Morganella morganii is intrinsically resistant to a wide range of antibiotics and is increasingly being reported worldwide.

Methods

A total of five M. morganii isolates were obtained from five patients at three hospitals in Myanmar between Sept. 2023 and Oct. 2024. Minimum inhibitory concentrations (MICs) were determined using the broth microdilution method. Genomic DNA was extracted and sequenced on the next generation sequencer. Drug-resistant factors were determined and the genetic environments surrounding carbapenemase and 16S rRNA methylase genes were analyzed.
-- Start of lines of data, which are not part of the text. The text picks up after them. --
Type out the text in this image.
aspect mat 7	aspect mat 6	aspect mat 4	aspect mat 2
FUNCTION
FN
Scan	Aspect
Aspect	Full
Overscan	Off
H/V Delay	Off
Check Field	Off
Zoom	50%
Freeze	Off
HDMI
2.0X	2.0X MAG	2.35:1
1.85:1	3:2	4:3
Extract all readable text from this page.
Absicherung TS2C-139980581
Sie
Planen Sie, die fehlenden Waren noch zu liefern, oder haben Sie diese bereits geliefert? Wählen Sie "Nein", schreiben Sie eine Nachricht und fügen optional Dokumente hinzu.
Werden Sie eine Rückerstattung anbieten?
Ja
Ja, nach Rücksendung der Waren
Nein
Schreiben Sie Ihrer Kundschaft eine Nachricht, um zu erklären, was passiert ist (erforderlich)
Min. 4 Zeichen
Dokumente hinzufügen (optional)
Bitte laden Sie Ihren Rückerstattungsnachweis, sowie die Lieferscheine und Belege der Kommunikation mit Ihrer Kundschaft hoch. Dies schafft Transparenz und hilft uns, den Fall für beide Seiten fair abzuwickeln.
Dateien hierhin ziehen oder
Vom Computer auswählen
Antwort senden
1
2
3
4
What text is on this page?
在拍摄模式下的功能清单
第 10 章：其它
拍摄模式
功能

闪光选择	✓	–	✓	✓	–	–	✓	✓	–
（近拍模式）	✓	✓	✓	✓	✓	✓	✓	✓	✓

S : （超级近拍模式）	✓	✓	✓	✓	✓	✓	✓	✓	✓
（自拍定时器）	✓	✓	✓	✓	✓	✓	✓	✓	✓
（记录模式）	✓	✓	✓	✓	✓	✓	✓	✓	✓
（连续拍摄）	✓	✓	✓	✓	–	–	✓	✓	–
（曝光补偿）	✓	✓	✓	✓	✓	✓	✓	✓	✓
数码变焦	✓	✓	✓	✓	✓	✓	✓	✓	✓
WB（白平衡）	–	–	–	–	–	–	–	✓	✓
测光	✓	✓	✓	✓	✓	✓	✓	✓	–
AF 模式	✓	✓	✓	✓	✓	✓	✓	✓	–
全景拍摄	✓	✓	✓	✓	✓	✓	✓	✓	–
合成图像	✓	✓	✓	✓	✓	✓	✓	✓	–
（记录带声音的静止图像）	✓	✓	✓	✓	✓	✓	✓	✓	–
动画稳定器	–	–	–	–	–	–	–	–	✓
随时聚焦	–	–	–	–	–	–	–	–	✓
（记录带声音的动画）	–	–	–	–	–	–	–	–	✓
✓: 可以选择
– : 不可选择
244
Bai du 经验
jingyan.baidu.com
A phylogenetic tree was constructed using forty-six M. morganii subsp. morganii genome sequences, including the five isolates from Myanmar.

Results

One isolate harbored both blaNDM−1 and armA. This isolate was resistant to imipenem (MIC: 16 µg/ml) but susceptible to meropenem (MIC: 1 µg/ml). Whole genome sequencing revealed that blaNDM−1 and armA were located in close proximity on the chromosome of M. morganii strain YGH122, with the genetic region flanked by the two IS26 elements. Twenty-four strains deposited in GenBank carry the identical IS26-flanked genetic structure.

Conclusions

This is the first report of a clinical M. morganii isolate co-harboring blaNDM−1 and armA in Myanmar. These genes located on chromosome with the genetic region flanked by the two IS26 elements. The presence of this structure suggests the possibility of horizontal co-transfer of these resistance genes from other Enterobacterales, such as Escherichia coli and Klebsiella pneumoniae.